TVRI YOGYAKARTA NEWS – JATMIKO HADI
Keterbatasan bahan baku menjadi salah satu kendala bagi para perajin busur panah tradisional dalam menjalankan usaha mereka.
Semakin sedikitnya bahan baku lokal alam berkualitas, membuat pengrajin bahkan harus mendatangkan bahan baku dari luar daerah.
Perkembangan zaman yang begitu pesat saat ini, ternyata tak menurunkan minat masyarakat untuk menggeluti olahraga tradisional panahaan. Bahkan minta masyarakat terhadap olahraga ini terus meningjat sejak beberapa tahun terakhir. Hal itu dibuktikan dengan semakin banyaknya pesanan yang diterima para pengrajin busur panah tradisional. Seperti dirasakan Joko Triyanto, warga Dusun Ngulakan, Kalurahan Hargorejo, Kapanewon Kokap, Kabupaten Kulonprogo, Daerah Istimewa Yogyakarta. Ia mengakui rutin memproduksi busur panah untuk memenuhi pesanan konsumen. Namun keterbatasan bahan baku berkualitas, masih menjadi salah satu kendala, yang harus dihadapinya saat ini. Untuk bisa mendapatkan bahan baku berkualitas seperti kayu sono hingga bambu petung, ia pun tak jarang harus mencarinya hingga ke luar daerah, untuk menemukan spesifikasi bahan baku yang sesuai dengan yang dibutuhkan.
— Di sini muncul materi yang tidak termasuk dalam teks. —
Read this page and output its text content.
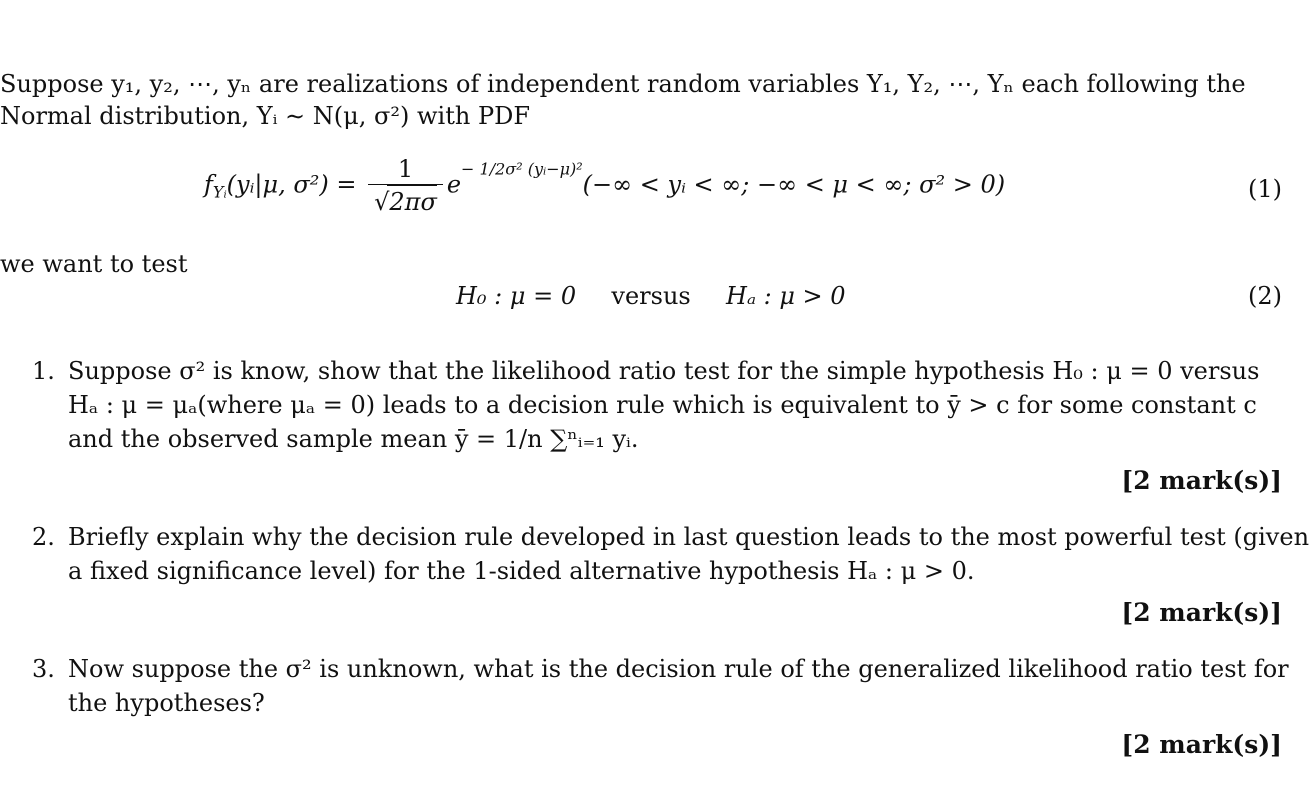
Suppose y₁, y₂, ⋯, yₙ are realizations of independent random variables Y₁, Y₂, ⋯, Yₙ each following the
Normal distribution, Yᵢ ∼ N(μ, σ²) with PDF
$f_{Yᵢ}(yᵢ|\mu$, $\sigma^2) = \frac{1}{√2\pi\sigma} e^{- 1/2\sigma^2 (yᵢ-\mu)^2}(-\infty$ < yᵢ < ∞; −∞ < μ < ∞; σ² > 0)	(1)
we want to test
H₀ : μ = 0 versus Hₐ : μ > 0	(2)
1. Suppose σ² is know, show that the likelihood ratio test for the simple hypothesis H₀ : μ = 0 versus
Hₐ : μ = μₐ(where μₐ = 0) leads to a decision rule which is equivalent to ȳ > c for some constant c
and the observed sample mean ȳ = 1/n ∑ⁿᵢ₌₁ yᵢ.
[2 mark(s)]
2. Briefly explain why the decision rule developed in last question leads to the most powerful test (given
a fixed significance level) for the 1-sided alternative hypothesis Hₐ : μ > 0.
[2 mark(s)]
3. Now suppose the σ² is unknown, what is the decision rule of the generalized likelihood ratio test for
the hypotheses?
[2 mark(s)]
Joko mampu membuat 4 hingga 5 unit busur panah berkualitas setiap bulannya. Satu busur, rata-rata menghabiskan waktu sekitar 4 hingga 5 hari. Bahan baku utama yang ia butuhkan adalah kayu sono keling ataupun sono kembang , serta bambu petung berusia tua, dengan panjang ros minimal 70 sentimeter. Keduanya dipilih, karena dianggap memiliki karakter tampilan, maupun tingkat kekuatan, yang sangat bagus dibanding kayu jenis lainnya. Sementara itu, proses paling sulit dalam membuat busur sendiri adalah, proses pembuatan sayap atau lar. Bambu harus dibuat tipis dan lentur namun kuat dan tidak mudah patah.